Saturday, 09/11/2021 12:19:57 AM

Saturday, September 11, 2021 12:19:57 AM

Post# of 222847
Amazingly enough, that isn't entirely clear. OTC Markets wanted to send those tickers to its "Expert Market", which it's been operating for a couple of years now. But though they liked to think of it as a real market, it's just another of their tiers. While the amendments to Rule 15c2-11 were in the comment stage, OTCM lobbied the SEC strongly, asking that they be allowed to create and operate this market, which, they hoped, would have published quotes for broker-dealers, institutions, and accredited investors.

They appear to have pushed too hard. An annoyed Gary Gensler let them know that was not a priority for him:

This proposed order is not on the Chair’s agenda in the short term. Accordingly, on September 28, 2021, the compliance date for the amendments to Rule 15c2-11, we expect that broker-dealers will no longer be able to publish proprietary quotations for the securities of any issuer for which there is no current and publicly available information, unless an existing exception to Rule 15c2-11 applies.
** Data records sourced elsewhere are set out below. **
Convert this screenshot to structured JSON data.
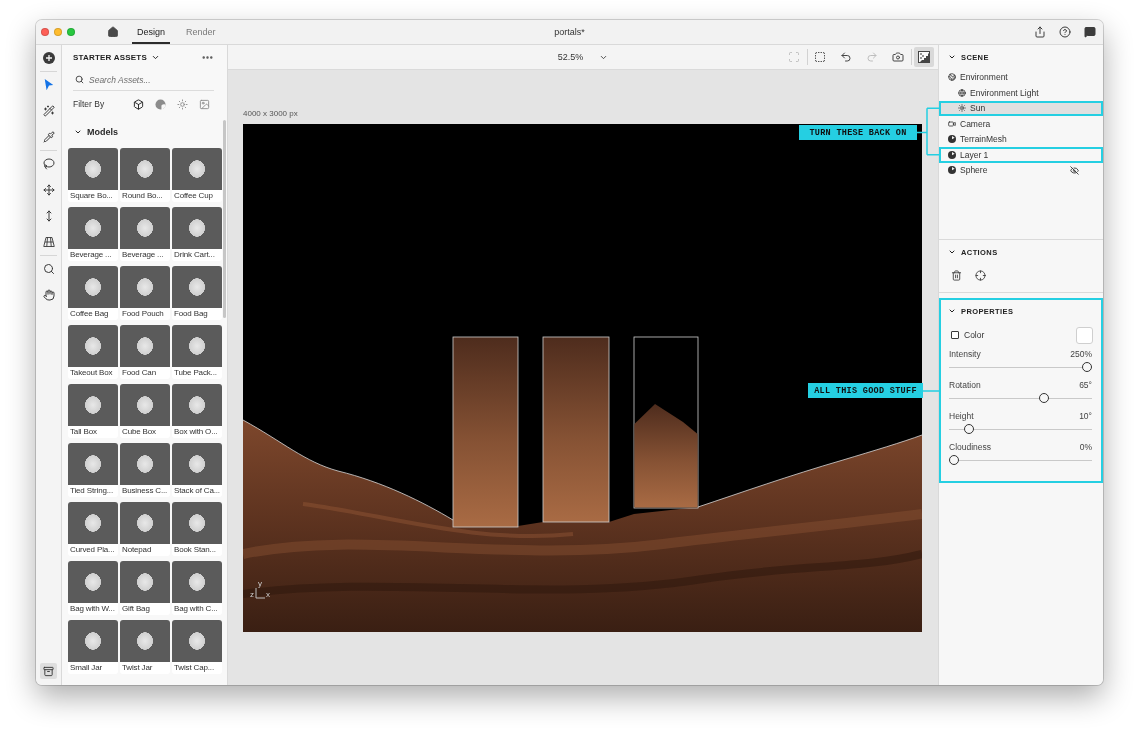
{
  "window": {
    "title": "portals*",
    "tabs": [
      {
        "label": "Design",
        "selected": true
      },
      {
        "label": "Render",
        "selected": false
      }
    ]
  },
  "toolbar": {
    "groups": [
      [
        {
          "kind": "add",
          "selected": false
        }
      ],
      [
        {
          "kind": "select",
          "selected": true
        },
        {
          "kind": "wand",
          "selected": false
        },
        {
          "kind": "eyedropper",
          "selected": false
        }
      ],
      [
        {
          "kind": "lasso",
          "selected": false
        },
        {
          "kind": "move",
          "selected": false
        },
        {
          "kind": "resize",
          "selected": false
        },
        {
          "kind": "perspective",
          "selected": false
        }
      ],
      [
        {
          "kind": "zoom",
          "selected": false
        },
        {
          "kind": "hand",
          "selected": false
        }
      ]
    ]
  },
  "assets": {
    "title": "STARTER ASSETS",
    "search": {
      "placeholder": "Search Assets..."
    },
    "filter_label": "Filter By",
    "filters": [
      {
        "kind": "model",
        "selected": true
      },
      {
        "kind": "material",
        "selected": false
      },
      {
        "kind": "light",
        "selected": false
      },
      {
        "kind": "image",
        "selected": false
      }
    ],
    "section": {
      "title": "Models",
      "expanded": true,
      "items": [
        "Square Bo...",
        "Round Bo...",
        "Coffee Cup",
        "Beverage ...",
        "Beverage ...",
        "Drink Cart...",
        "Coffee Bag",
        "Food Pouch",
        "Food Bag",
        "Takeout Box",
        "Food Can",
        "Tube Pack...",
        "Tall Box",
        "Cube Box",
        "Box with O...",
        "Tied String...",
        "Business C...",
        "Stack of Ca...",
        "Curved Pla...",
        "Notepad",
        "Book Stan...",
        "Bag with W...",
        "Gift Bag",
        "Bag with C...",
        "Small Jar",
        "Twist Jar",
        "Twist Cap..."
      ]
    }
  },
  "canvas": {
    "zoom": "52.5%",
    "tool_groups": [
      [
        {
          "kind": "frame",
          "disabled": true,
          "selected": false
        }
      ],
      [
        {
          "kind": "camera_frame",
          "disabled": false,
          "selected": false
        },
        {
          "kind": "camera_back",
          "disabled": false,
          "selected": false
        },
        {
          "kind": "camera_forward",
          "disabled": true,
          "selected": false
        },
        {
          "kind": "camera_add",
          "disabled": false,
          "selected": false
        }
      ],
      [
        {
          "kind": "preview",
          "disabled": false,
          "selected": true
        }
      ]
    ],
    "size_label": "4000 x 3000 px",
    "axis_labels": [
      "y",
      "z",
      "x"
    ]
  },
  "scene": {
    "title": "SCENE",
    "expanded": true,
    "items": [
      {
        "kind": "environment",
        "label": "Environment",
        "selected": false,
        "annotated": false,
        "hidden": false,
        "children": [
          {
            "kind": "globe",
            "label": "Environment Light",
            "selected": false,
            "annotated": false,
            "hidden": false
          },
          {
            "kind": "sun",
            "label": "Sun",
            "selected": true,
            "annotated": true,
            "hidden": false
          }
        ]
      },
      {
        "kind": "camera",
        "label": "Camera",
        "selected": false,
        "annotated": false,
        "hidden": false
      },
      {
        "kind": "model",
        "label": "TerrainMesh",
        "selected": false,
        "annotated": false,
        "hidden": false
      },
      {
        "kind": "model",
        "label": "Layer 1",
        "selected": false,
        "annotated": true,
        "hidden": false
      },
      {
        "kind": "model",
        "label": "Sphere",
        "selected": false,
        "annotated": false,
        "hidden": true
      }
    ]
  },
  "actions": {
    "title": "ACTIONS",
    "expanded": true,
    "buttons": [
      {
        "kind": "delete"
      },
      {
        "kind": "target"
      }
    ]
  },
  "properties": {
    "title": "PROPERTIES",
    "expanded": true,
    "annotated": true,
    "items": [
      {
        "kind": "color",
        "label": "Color",
        "checked": false,
        "color": "#ffffff"
      },
      {
        "kind": "slider",
        "label": "Intensity",
        "reading": "250%",
        "level": 1
      },
      {
        "kind": "slider",
        "label": "Rotation",
        "reading": "65°",
        "level": 0.68
      },
      {
        "kind": "slider",
        "label": "Height",
        "reading": "10°",
        "level": 0.11
      },
      {
        "kind": "slider",
        "label": "Cloudiness",
        "reading": "0%",
        "level": 0
      }
    ]
  },
  "annotations": [
    {
      "text": "TURN THESE BACK ON"
    },
    {
      "text": "ALL THIS GOOD STUFF"
    }
  ]
}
https://www.sec.gov/news/public-statement/proposed-expert-market

And so it appears the affected tickers will lose compliance with Rule 15c2-11 on the 28th. They will then presumably be moved to the Grey Market immediately, or perhaps three or four days later. The loss of compliance with the Rule is triggered by four trading sessions in which there are no published quotations for the stock.